What is needed south of Saranac Lake is detailed trail planning to determine the best physical layout, development costs and legal and operational issues. This will require an inter-agency effort with key stakeholders, including local governments and recreational users.
The rails and related infrastructure should be preserved and rehabilitated. They are important economic-development assets and are part of a system listed on the State and National Registers of Historic Places.
At the same time, the state of New York, with local government and not-for-profit partners, should complete a pragmatic implementation plan for the current UMP that clearly defines a north-south trail system to meet the needs of recreational users, including snowmobilers who have full access to the corridor during the winter.
We are pleased that the Adirondack Railway Preservation Society recognizes that trains should be used as for recreational access, moving people and their kayaks, canoes, mountain bikes and other gear to launch points and trail heads along the corridor.
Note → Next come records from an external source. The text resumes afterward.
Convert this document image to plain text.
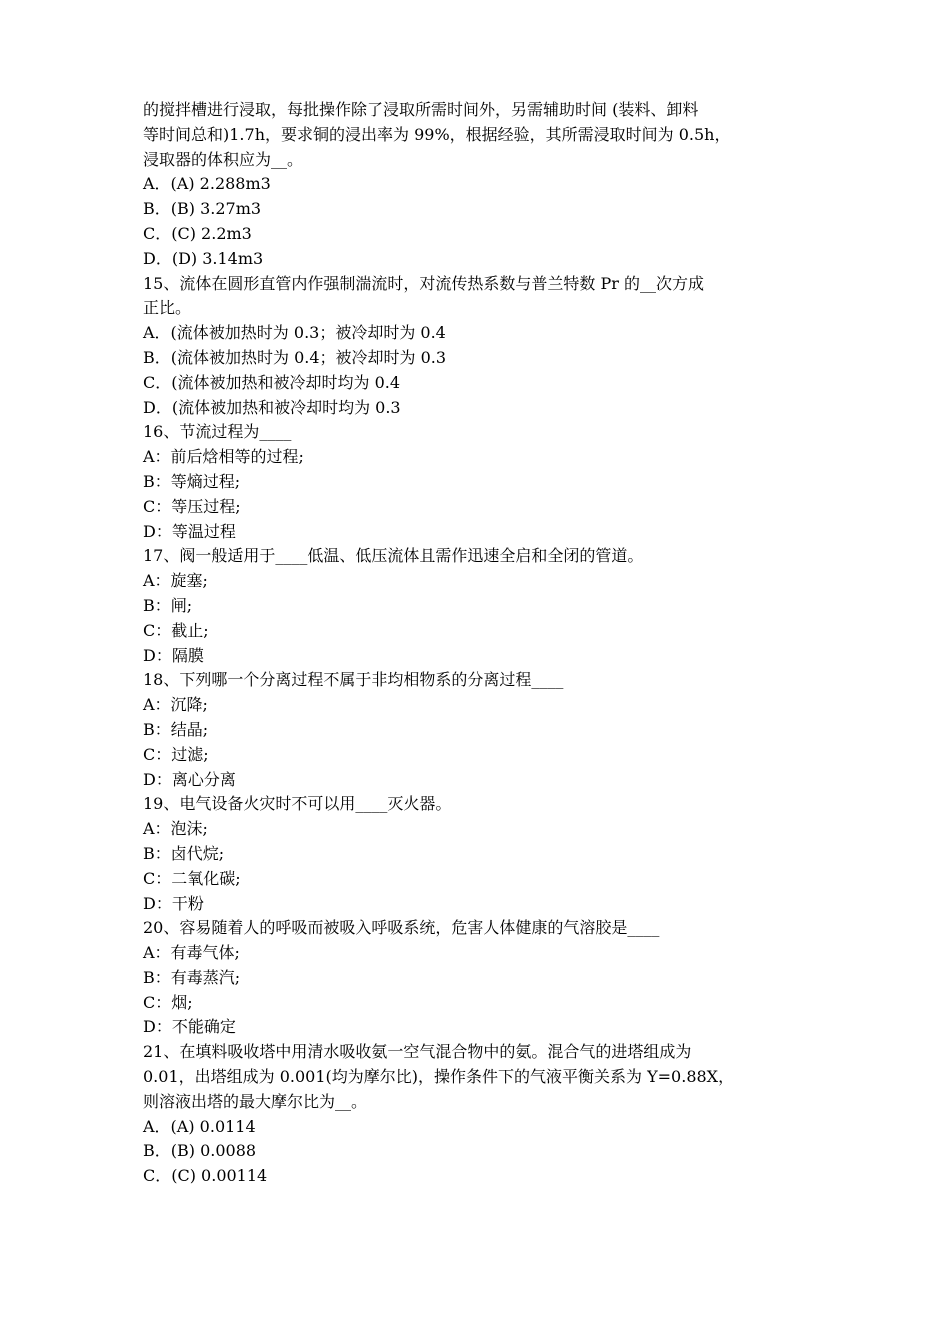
的搅拌槽进行浸取，每批操作除了浸取所需时间外，另需辅助时间 (装料、卸料
等时间总和)1.7h，要求铜的浸出率为 99%，根据经验，其所需浸取时间为 0.5h，
浸取器的体积应为__。
A．(A) 2.288m3
B．(B) 3.27m3
C．(C) 2.2m3
D．(D) 3.14m3
15、流体在圆形直管内作强制湍流时，对流传热系数与普兰特数 Pr 的__次方成
正比。
A．(流体被加热时为 0.3；被冷却时为 0.4
B．(流体被加热时为 0.4；被冷却时为 0.3
C．(流体被加热和被冷却时均为 0.4
D．(流体被加热和被冷却时均为 0.3
16、节流过程为____
A：前后焓相等的过程;
B：等熵过程;
C：等压过程;
D：等温过程
17、阀一般适用于____低温、低压流体且需作迅速全启和全闭的管道。
A：旋塞;
B：闸;
C：截止;
D：隔膜
18、下列哪一个分离过程不属于非均相物系的分离过程____
A：沉降;
B：结晶;
C：过滤;
D：离心分离
19、电气设备火灾时不可以用____灭火器。
A：泡沫;
B：卤代烷;
C：二氧化碳;
D：干粉
20、容易随着人的呼吸而被吸入呼吸系统，危害人体健康的气溶胶是____
A：有毒气体;
B：有毒蒸汽;
C：烟;
D：不能确定
21、在填料吸收塔中用清水吸收氨一空气混合物中的氨。混合气的进塔组成为
0.01，出塔组成为 0.001(均为摩尔比)，操作条件下的气液平衡关系为 Y=0.88X，
则溶液出塔的最大摩尔比为__。
A．(A) 0.0114
B．(B) 0.0088
C．(C) 0.00114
Just imagine how the rail line and a trail system between communities could help our region become a stronger destination for paddlers, mountain bikers and hikers.
Building synergy between rails and trails is a core objective of the current UMP. We don’t need to waste valuable resources and time revising that document. We need to make it work for both rail- and trail-related activities and for the communities along the corridor.
A man I greatly respect has said, “People in the Adirondacks would rather fight than win.” While we have moved beyond that in most areas, through such good efforts as the Common Ground Alliance and the Adirondack Futures Project, the rail-versus-trail argument is a perfect example of preferring fighting over winning.
Stephen M. Erman is president of the Adirondack North Country Association Board.